VM Load balancing
A generic definition (from Wikipedia), is:
In computing, load balancing distributes workloads across multiple computing resources, such as computers, a computer cluster, network links, central processing units or disk drives.
In the case of virtualization, you have multiple physical hosts, which runs your virtual machines (VMs). The goal here is to distribute the VMs load in the best way possible on your servers.
Maybe you already heard about VMWare DRS (Distributed Resource Scheduler): that's the same principle here, but for XCP-ng.
So the first objective is to adapt your VM placement in live (without service interruption), depending of the load. Because Xen Orchestra is connected to multiple pools and XCP-ng supports live storage motion, we can perform load balancing on a whole XCP-ng infrastructure (even between remote datacenters). A load balancing policy is called a "plan".
Let's take a simple example, with these 2 hosts running 6 VMs:
Let's say both hosts are using only 5% of all their CPUs. Suddenly, one of your VM starts to have a very high CPU load (in yellow): performance of other VMs on this same host could be impacted negatively (in pink):
Host 1 still using 5% of its CPUs, but
Host 2 is now a 95%.
We are detecting it and now move others VM to the other host, like this:
Host 1 has a slightly increased load, but
Host 2 can be fully used for the "problematic" VM without disrupting service of other VMs.
This way, the impact of your high load usage on one VM doesn't penalize everyone.
But it's not the only way to see this: there is multiple possibilities to "optimize" your existing resource usage:
- maybe you want to spread the VM load on the maximum number of server, to get the most of your hardware? (previous example)
- maybe you want to reduce power consumption and migrate your VMs to the minimum number of hosts possible? (and shutdown useless hosts)
- or maybe both, depending of your own schedule?
Those ways can be also called modes: "performance" for 1, "density" for number 2 and "mixed" for the last.
Configure a plan
In this coming new view, you'll be able to configure a new load balancing plan, or edit an existing one.
A plan has:
- a name
- pool(s) where to apply the policy
- a mode (see paragraph below)
- a behavior (aggressive, normal, low)
There are 3 modes possible:
VMs are placed to use all possible resources. This means balance the load to give the best overall performance possible. This tends to use all hosts available to spread the load.
This time, the objective is to use the least hosts possible, and to concentrate your VMs. In this mode, you can choose to shutdown unused (and compatible) hosts.
This mode allows you to use both performance and density, but alternatively, depending of a schedule. E.g:
- performance from 6:00 AM to 7:00 PM
- density from 7:01 PM to 5:59 AM
In this case, you'll have the best of both when needed (energy saving during the night and performance during the day).
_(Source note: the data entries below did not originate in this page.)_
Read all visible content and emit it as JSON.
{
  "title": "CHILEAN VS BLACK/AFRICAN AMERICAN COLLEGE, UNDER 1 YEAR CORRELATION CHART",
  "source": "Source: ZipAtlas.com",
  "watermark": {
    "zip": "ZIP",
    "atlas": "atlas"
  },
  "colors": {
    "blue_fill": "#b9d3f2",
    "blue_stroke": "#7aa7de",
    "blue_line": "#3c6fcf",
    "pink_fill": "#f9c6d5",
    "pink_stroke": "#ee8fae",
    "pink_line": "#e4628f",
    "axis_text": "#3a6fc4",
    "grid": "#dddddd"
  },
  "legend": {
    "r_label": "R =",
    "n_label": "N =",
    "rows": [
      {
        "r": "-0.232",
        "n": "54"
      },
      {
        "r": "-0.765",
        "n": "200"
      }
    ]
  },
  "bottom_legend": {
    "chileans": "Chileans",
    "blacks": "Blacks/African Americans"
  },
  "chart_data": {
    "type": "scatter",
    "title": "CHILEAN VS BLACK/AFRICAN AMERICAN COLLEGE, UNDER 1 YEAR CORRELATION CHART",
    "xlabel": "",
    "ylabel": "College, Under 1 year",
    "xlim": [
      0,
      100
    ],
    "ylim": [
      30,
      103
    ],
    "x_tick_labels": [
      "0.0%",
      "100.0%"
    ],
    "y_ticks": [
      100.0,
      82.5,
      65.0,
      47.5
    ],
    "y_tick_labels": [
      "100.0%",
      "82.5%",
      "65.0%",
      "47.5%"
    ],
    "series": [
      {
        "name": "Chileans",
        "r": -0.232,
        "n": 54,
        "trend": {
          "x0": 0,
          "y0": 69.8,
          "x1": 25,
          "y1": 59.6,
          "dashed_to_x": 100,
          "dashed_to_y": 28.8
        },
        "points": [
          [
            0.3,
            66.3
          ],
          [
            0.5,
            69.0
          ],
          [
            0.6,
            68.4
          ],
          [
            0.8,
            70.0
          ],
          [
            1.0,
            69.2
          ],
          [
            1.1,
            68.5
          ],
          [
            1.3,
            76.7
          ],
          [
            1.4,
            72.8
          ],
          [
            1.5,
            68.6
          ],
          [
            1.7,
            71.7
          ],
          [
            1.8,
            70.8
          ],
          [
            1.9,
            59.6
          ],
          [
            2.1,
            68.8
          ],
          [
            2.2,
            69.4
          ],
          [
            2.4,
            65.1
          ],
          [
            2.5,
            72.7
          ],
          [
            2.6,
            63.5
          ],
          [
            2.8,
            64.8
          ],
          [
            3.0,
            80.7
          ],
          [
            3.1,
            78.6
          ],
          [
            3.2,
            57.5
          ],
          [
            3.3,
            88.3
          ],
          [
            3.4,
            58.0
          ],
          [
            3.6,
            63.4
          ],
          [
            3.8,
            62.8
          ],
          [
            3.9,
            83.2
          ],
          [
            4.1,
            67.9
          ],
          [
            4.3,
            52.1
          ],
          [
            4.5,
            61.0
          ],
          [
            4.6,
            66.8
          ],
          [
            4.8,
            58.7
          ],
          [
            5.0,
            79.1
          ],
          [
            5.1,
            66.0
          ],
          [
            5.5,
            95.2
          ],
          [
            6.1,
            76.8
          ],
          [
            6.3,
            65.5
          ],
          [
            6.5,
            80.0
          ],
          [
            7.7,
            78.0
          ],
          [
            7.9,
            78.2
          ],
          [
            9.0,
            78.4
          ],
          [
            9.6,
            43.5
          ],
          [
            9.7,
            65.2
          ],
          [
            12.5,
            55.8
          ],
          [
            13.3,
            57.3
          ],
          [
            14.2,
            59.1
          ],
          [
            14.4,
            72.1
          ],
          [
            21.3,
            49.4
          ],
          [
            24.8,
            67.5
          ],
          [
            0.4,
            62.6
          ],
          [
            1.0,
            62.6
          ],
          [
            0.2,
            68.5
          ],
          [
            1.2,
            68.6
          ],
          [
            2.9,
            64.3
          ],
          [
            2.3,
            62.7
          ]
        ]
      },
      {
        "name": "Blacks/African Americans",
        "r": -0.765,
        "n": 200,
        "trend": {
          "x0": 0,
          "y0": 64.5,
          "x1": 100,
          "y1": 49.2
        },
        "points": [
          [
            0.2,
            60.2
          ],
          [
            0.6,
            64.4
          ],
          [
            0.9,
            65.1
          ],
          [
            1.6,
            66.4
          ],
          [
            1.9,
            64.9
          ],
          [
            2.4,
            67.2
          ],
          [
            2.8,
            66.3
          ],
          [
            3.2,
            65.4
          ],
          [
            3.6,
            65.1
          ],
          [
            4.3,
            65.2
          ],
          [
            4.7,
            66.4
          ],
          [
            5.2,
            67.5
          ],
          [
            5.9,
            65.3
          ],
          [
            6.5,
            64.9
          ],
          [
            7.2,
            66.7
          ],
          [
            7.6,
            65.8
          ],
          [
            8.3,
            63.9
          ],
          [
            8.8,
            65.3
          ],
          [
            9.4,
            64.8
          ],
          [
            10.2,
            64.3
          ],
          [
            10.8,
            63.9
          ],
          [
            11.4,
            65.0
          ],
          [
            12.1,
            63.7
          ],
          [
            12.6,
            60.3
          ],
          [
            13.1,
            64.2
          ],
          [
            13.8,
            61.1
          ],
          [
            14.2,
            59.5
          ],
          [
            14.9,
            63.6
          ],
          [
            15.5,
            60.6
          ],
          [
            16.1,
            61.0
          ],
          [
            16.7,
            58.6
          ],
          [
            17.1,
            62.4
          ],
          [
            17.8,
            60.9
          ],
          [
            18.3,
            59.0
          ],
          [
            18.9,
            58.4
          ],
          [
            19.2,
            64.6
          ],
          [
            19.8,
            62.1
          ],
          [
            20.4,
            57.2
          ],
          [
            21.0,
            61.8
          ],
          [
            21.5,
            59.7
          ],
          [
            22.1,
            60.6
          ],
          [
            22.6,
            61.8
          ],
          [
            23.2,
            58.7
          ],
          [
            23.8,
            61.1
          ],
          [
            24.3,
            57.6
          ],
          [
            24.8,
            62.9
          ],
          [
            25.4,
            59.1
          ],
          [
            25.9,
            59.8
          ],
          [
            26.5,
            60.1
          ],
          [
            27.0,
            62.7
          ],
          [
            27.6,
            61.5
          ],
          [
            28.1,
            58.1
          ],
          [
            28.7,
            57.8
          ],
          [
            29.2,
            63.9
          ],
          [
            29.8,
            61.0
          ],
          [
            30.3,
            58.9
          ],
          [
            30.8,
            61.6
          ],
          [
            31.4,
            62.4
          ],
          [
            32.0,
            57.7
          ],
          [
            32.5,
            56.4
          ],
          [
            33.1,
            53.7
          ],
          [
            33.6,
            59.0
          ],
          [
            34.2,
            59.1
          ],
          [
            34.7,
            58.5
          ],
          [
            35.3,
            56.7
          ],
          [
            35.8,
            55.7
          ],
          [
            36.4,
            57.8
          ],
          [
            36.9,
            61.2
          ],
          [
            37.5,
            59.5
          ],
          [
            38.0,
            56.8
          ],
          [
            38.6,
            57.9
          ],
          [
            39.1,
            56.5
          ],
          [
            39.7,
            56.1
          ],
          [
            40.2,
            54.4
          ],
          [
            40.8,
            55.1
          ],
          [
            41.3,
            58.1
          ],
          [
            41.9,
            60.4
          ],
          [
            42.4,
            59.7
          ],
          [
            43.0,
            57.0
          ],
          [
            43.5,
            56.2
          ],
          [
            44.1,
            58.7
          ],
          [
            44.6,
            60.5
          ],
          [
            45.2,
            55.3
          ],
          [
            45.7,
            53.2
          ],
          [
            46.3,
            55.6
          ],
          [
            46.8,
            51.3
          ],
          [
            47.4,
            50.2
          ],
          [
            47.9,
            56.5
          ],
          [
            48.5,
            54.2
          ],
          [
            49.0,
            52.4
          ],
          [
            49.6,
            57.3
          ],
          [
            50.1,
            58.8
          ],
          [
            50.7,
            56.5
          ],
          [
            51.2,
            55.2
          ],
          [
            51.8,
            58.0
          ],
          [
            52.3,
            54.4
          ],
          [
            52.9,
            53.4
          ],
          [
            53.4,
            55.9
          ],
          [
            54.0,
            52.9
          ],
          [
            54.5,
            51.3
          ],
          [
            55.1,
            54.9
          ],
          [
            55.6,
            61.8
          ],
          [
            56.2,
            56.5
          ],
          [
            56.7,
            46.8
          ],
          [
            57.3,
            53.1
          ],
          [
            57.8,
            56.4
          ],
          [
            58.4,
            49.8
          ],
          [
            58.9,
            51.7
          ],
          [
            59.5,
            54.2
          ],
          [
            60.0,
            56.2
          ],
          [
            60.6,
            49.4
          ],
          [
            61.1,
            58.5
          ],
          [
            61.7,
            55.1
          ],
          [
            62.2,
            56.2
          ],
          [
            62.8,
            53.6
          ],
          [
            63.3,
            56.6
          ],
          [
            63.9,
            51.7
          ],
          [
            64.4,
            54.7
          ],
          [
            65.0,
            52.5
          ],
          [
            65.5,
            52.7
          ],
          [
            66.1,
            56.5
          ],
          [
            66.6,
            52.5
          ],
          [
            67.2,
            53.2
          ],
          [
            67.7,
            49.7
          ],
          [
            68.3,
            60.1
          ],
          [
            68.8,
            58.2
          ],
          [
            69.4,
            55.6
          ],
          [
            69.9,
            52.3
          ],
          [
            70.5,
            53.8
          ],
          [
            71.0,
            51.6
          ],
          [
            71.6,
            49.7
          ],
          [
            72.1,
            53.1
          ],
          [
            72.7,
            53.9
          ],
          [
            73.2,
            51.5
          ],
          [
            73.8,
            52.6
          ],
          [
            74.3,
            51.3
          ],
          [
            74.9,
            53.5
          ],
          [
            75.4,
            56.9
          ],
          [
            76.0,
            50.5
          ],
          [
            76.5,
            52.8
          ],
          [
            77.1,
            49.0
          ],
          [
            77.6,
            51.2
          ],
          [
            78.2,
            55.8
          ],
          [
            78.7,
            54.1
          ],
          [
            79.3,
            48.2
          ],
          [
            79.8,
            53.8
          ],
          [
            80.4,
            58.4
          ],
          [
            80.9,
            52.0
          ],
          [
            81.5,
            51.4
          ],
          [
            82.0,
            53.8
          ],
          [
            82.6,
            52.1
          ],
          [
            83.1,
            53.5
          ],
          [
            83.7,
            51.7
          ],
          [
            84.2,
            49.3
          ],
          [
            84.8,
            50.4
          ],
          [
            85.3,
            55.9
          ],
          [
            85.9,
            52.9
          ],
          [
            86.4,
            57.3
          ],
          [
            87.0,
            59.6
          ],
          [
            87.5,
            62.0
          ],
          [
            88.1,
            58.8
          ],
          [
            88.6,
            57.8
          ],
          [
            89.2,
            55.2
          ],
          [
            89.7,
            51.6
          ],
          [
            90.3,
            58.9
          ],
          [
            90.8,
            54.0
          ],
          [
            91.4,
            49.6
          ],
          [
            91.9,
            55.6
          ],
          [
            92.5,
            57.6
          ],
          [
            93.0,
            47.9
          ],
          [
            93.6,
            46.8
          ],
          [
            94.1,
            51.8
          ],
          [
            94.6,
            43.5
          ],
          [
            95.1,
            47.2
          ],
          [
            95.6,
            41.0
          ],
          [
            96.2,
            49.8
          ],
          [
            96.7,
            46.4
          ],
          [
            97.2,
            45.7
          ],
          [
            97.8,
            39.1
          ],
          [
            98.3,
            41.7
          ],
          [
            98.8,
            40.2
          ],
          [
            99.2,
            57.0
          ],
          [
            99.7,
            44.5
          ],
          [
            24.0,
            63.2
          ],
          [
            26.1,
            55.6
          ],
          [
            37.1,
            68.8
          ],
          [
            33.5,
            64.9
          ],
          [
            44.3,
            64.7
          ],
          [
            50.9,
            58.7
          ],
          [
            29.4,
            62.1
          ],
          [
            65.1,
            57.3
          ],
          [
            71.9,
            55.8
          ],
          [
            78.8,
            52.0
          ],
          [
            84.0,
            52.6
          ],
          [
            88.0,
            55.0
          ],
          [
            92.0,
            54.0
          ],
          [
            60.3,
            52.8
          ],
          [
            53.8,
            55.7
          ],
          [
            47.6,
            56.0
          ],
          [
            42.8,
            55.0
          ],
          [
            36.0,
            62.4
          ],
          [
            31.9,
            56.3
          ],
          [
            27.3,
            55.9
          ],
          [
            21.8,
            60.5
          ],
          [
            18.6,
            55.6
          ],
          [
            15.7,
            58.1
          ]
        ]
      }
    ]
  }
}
In a plan, you can configure various thresholds:
- CPU threshold
- Free memory
If the CPU threshold is set to 90%, the load balancer will be only triggered if the average CPU usage on a host is more than 90%.
For free memory, it will be triggered if there is less free RAM than the threshold.
The global situation (resource usage) is examined every minute.
TODO: more details to come here
VM anti-affinity is a feature that prevents VMs with the same user tags from running on the same host. This functionality is available directly in the load-balancer plugin. This way, you can avoid having pairs of redundant VMs or similar running on the same host.
Let's look at a simple example: you have multiple VMs running MySQL and PostgreSQL with high availability/replication. Obviously, you don't want to lose the replicated database inside the VMs on the same physical host. Just create your plan like this:
- Simple plan: means no active load balancing mechanism used
- Anti-affinity: we added our 2x tags, meaning any VMs with one of these tags will never run on the same host (if possible) with another VM having the same tag
You can also use the performance plan with the anti-affinity mode activated to continue to migrate non-tagged VMs.
This feature is not limited by the number of VMs using the same tag, i.e. if you have 6 VMs with the same anti-affinity tag and 2 hosts, the plugin will always try to place 3 VMs on each host. It will distribute as much as possible the VMs fairly and it takes precedence (in the majority of the cases) over the performance algorithm.